Se o padrão de comportamento do líder sírio estiver se mantendo, um quarto de século depois, ele está pressionando Israel a realizar o maior número possível de concessões, antes de chegar à paz. O aumento dos ataques do Hezbollah, por exemplo, coloca o primeiro-ministro israelense, Ehud Barak, em posição difícil, já que existe um forte movimento de familiares de soldados, que exigem a saída imediata de Israel do Líbano.
O impasse nas negociações também amplia as divergências dentro do gabinete israelense. Em fevereiro, o rabino Ovadiah Yossef, líder espiritual do partido ultra religioso Shas, comparou o ministro da Educação, o esquerdista Yossi Sarid, ao personagem histórico Haman e chegou bem perto de pedir que seus correligionários o eliminassem. Detalhe: Haman teria sido um primeiro ministro da Pérsia, que viveu há centenas de anos, acusado de tentar expulsar a população judaica do país. Ele é tão odiado pelos judeus, que, na festa de Purim – uma espécie de Carnaval, as crianças comem doces conhecidos como osnei Haman (orelhas de Haman, em hebraico).
Note-se que tanto o Shas como o Meretz, partido do ministro Sarid, fazem parte do mesmo gabinete...
Ganhar tempo
A tática de Hafez Al Assad, de negociar em melhores condições, ganha força devido ao enorme volume de interesses em jogo. Do processo de paz sairá a decisão sobre quem vai controlar as fontes de água do Golan. As colinas do Golan são altíssimas, permitem a quem as controla observar todo o norte de Israel. Quem vai se beneficiar das rendas do turismo e da produção de vinhos de boa qualidade, atividades que Israel desenvolveu no Golan?

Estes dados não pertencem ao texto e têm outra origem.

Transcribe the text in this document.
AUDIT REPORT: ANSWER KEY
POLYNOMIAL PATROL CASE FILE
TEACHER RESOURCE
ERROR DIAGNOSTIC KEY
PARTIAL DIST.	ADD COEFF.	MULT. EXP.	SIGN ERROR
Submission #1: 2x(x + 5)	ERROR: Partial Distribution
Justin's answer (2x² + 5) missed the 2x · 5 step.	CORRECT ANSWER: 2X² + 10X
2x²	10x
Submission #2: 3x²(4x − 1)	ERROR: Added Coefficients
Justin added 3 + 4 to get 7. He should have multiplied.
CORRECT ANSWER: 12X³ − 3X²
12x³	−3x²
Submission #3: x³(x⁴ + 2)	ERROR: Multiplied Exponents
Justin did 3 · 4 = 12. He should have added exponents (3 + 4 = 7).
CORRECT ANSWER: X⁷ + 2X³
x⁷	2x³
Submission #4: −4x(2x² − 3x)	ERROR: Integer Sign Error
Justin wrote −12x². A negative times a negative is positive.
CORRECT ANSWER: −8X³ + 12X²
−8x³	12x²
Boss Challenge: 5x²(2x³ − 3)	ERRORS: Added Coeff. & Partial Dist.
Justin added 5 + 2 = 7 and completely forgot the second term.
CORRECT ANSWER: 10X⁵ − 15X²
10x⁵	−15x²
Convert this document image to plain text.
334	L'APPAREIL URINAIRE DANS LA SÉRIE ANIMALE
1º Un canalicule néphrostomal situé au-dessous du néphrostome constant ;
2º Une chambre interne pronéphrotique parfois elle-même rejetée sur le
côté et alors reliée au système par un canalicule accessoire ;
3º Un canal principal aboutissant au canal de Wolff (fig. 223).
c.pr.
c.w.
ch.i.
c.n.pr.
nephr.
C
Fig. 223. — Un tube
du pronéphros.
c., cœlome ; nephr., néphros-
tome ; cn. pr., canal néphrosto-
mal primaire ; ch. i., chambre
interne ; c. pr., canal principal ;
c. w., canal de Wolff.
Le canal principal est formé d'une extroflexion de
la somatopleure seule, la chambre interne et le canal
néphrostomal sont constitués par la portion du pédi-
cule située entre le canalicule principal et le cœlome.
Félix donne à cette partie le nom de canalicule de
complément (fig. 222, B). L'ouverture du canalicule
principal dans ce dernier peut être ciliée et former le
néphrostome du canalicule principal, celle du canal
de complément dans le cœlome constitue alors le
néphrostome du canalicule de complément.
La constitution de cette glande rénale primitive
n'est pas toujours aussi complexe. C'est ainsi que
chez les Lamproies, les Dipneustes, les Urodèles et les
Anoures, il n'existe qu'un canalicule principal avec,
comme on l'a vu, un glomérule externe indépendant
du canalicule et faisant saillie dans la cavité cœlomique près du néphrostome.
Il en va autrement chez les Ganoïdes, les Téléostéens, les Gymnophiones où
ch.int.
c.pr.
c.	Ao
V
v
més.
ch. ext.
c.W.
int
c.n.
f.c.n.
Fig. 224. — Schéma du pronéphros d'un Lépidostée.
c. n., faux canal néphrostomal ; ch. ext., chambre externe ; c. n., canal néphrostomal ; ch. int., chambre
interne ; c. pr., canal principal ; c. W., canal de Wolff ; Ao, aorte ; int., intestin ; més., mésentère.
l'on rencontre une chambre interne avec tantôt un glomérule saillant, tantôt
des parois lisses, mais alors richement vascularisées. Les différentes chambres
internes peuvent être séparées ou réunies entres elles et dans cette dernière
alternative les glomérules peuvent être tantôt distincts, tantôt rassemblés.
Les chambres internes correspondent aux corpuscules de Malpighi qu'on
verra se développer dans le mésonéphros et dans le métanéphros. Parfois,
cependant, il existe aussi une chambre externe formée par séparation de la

Como ficará o equilíbrio econômico na região, já que Israel é uma potência produtiva e tecnológica, e a Síria ainda tem como base a agricultura e a extração mineral?
Quanto os Estados Unidos, eternos mediadores, estarão dispostos a pagar pela paz, na forma de financiamentos a juros generosos?
Enquanto essas questões não são resolvidas, Hafez Al Assad vai ganhando tempo. E, parece, está bem perto de obter uma importante vitória: Israel deverá retirar suas tropas do sul do Líbano de forma unilateral, sem que a Síria dê nada em troca. Talvez esta seja a conquista que o governo sírio está esperando, para engajar-se de vez no processo de paz. Uma paz a prestações, com a cara do Oriente Médio.